Biotech venture capitalists make their money by seeing the future better than most of us, and three of them shared their insights at the STAT Summit. They talked about cell therapies and other efforts to harness the body’s own disease-fighting abilities, but also how to more efficiently develop traditional small-molecule drugs using new technology.
“I think there’s actually an angle to making small molecules cool again,” Dr. Krishna Yeshwant, a general partner at GV, Alphabet’s venture capital investing arm, said during a panel called “Building the Next Big Thing.” He said GV is investing in companies working to make clinical trials more efficient. Part of the reason for the success in developing new treatments for cancers and rare diseases is that those are the only trials VCs can afford, he noted: “What if you could run a cardiology clinical trial or a diabetes clinical trial for a tenth the price?”

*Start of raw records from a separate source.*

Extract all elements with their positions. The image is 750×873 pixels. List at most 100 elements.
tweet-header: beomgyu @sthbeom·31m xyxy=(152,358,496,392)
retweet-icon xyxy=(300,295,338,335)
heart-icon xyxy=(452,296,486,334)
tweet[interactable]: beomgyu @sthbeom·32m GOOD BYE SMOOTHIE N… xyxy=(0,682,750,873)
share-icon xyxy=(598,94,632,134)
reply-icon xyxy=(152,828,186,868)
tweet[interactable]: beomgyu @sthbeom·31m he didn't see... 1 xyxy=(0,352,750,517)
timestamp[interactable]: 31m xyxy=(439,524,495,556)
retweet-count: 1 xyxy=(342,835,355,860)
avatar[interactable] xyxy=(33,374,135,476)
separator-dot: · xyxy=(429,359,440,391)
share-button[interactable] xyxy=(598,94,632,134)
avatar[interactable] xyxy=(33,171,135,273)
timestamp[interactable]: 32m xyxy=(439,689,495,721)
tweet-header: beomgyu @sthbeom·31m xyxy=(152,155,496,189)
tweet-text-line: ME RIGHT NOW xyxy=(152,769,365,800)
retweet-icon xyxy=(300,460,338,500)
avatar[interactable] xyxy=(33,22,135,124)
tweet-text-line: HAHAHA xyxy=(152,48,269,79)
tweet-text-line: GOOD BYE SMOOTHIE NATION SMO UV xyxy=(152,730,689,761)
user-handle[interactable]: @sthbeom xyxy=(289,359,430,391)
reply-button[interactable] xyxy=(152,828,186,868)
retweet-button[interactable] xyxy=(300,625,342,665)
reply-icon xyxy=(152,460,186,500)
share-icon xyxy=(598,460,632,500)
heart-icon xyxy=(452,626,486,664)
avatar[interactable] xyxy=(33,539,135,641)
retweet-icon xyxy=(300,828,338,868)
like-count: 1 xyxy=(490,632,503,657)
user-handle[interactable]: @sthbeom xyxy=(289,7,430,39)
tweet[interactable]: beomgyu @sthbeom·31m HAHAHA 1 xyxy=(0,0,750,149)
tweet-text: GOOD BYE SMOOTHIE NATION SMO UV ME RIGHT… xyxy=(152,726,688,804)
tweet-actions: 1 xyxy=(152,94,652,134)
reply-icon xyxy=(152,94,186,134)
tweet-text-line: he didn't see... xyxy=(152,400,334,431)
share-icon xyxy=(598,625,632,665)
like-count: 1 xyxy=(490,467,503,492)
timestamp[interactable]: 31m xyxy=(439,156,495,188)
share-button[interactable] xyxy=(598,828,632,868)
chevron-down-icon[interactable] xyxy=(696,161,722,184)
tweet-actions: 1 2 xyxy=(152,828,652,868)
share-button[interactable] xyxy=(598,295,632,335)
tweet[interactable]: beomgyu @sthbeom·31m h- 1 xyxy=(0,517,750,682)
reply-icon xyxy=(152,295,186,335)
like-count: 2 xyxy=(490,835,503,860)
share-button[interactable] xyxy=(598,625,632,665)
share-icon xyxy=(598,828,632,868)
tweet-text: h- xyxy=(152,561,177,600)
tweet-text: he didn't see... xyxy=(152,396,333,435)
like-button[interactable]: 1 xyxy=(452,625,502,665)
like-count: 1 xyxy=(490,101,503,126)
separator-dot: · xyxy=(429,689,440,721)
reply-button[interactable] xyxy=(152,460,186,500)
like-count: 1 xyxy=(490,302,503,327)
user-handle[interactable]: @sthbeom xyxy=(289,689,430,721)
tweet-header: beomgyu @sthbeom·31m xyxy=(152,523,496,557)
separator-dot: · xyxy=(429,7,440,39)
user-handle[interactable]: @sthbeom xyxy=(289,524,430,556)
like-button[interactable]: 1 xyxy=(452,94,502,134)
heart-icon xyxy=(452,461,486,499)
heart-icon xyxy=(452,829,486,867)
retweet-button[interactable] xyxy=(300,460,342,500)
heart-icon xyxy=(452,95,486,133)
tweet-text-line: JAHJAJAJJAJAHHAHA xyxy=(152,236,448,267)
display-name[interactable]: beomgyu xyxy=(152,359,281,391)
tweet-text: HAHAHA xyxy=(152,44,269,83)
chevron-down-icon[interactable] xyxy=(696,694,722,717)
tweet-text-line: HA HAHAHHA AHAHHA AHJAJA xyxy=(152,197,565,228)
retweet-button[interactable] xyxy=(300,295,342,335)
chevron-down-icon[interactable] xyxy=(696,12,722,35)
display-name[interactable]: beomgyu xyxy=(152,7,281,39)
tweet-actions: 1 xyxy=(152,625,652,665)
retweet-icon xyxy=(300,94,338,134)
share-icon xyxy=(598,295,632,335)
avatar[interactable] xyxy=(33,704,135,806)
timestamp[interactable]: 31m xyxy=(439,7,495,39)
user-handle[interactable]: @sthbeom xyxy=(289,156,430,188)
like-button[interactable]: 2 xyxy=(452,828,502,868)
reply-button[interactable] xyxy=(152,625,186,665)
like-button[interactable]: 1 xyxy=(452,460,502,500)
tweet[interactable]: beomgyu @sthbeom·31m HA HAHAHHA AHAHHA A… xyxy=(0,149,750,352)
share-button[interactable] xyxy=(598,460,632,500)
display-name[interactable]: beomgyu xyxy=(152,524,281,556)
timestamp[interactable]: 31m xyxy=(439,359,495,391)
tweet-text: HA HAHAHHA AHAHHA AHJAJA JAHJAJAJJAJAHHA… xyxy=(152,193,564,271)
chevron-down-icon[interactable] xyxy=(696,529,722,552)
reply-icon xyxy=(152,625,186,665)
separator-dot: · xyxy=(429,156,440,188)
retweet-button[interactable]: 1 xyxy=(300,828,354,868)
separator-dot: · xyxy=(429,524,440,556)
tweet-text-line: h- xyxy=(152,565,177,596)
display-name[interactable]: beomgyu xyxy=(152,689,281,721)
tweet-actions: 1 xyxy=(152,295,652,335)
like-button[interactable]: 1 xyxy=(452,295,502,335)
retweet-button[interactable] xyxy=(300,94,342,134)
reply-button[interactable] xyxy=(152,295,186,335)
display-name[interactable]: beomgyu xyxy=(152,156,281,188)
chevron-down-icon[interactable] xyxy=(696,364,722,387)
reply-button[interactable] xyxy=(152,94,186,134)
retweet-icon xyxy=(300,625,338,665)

NEA partner Dr. Sara Nayeem said she is looking at companies using new tools, from macrophages to natural killer cells, gene editing, and allogeneic products, to make cell therapies more broadly applicable and move them into solid tumors, reduce manufacturing costs, and cut delays in delivering therapy to patients.
Julie Grant, a partner at Canaan, highlighted efforts to go beyond existing immunotherapies that exploit the body’s own disease-fighting machinery, including work on bispecifics and “degraders,” molecules that destroy disease-causing proteins.
“What I’ve been really amazed about is frankly the way we’ve been able to create drugs that have more to do with harnessing the inherent power of the human body,” she said.